We have seen in natural and manmade disasters over the past two decades that private radio operations can be valuable for maintaining the ability to communicate when you need it the most, because the cellular networks are either damaged or so crowded with traffic that they are unusable during critical periods of time.
First, each customer location need not be licensed but are considered mobiles, not fixed stations. Apart from the cost of licensing each location, we argued that it would create a security issue in that each customer location would become a matter of public record. Second, the power output of each transmitter was set at two watts from the transmitter, not the Effective Radiated Power (ERP) of the antenna system. Third, and perhaps arguably the most important relaxation, is that the height of a customer’s antenna was set at 20 feet above a man-made structure, not above ground.
Today with the overwhelming use of cellular radio to keep alarm companies connected to field personnel, despite my repeated pleas to use these frequencies at least as backup, and with the endless thirst for additional frequencies by other users, we lost our exclusivity. But, while the FCC has opened eligibility for central station voice channels for other users, these channels remain available for eligible alarm companies as well.
Again, I was involved when we fought for and got an FCC rule change to make these channels available for dedicated, higher-powered alarm signaling on a primary basis. Some alarm companies may benefit financially and otherwise through such operations since higher powered radios will travel further and increase reliability.
The central station voice channels can still be useful to alarm companies in their originally intended role for voice communications. We have seen in natural and man-made disasters over the past two decades that private radio operations can be valuable for maintaining the ability to communicate when you need it the most, because the cellular networks are either damaged or so crowded with traffic that they are unusable during critical periods of time.

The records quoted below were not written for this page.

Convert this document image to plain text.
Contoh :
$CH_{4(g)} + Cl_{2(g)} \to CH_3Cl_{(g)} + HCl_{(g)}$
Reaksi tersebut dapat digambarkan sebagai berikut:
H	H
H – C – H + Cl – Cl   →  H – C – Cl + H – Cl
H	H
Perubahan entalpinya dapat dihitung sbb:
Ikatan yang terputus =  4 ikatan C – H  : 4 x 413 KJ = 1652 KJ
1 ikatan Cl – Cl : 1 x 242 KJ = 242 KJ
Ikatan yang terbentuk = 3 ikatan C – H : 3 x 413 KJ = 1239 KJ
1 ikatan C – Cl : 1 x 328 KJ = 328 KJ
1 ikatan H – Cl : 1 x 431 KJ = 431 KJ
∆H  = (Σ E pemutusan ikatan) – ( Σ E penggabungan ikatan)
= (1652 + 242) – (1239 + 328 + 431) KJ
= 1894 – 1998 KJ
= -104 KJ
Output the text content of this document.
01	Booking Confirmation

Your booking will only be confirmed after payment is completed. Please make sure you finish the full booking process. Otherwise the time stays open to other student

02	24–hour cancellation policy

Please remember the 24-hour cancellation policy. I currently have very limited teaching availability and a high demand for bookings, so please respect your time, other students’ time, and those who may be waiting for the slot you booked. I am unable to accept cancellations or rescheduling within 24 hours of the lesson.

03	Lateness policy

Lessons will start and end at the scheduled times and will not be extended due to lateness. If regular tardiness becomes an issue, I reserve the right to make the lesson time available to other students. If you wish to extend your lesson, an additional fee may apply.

An incidental benefit of operating on a central station voice channel that is adjacent to the alarm company’s low power signaling operation is that you can become your own best neighbor, as alarm voice or data operations on the voice channel are much more compatible with, and less likely to cause interference to, adjacent low power alarm signals. In some instances, alarm signaling operations are experiencing interference from adjacent non-central station operations.
A company can use the adjacent channels for short range point-to-point voice operation, such as for technicians in the field. Short range usage can have a myriad of applications such as fire testing within a building where cellular coverage is often spotty.
If you go the route of using the adjacent channels, make sure the radio you purchase is “FCC Part 90 Type Accepted.” Radios are available for reasonable cost from a variety of providers.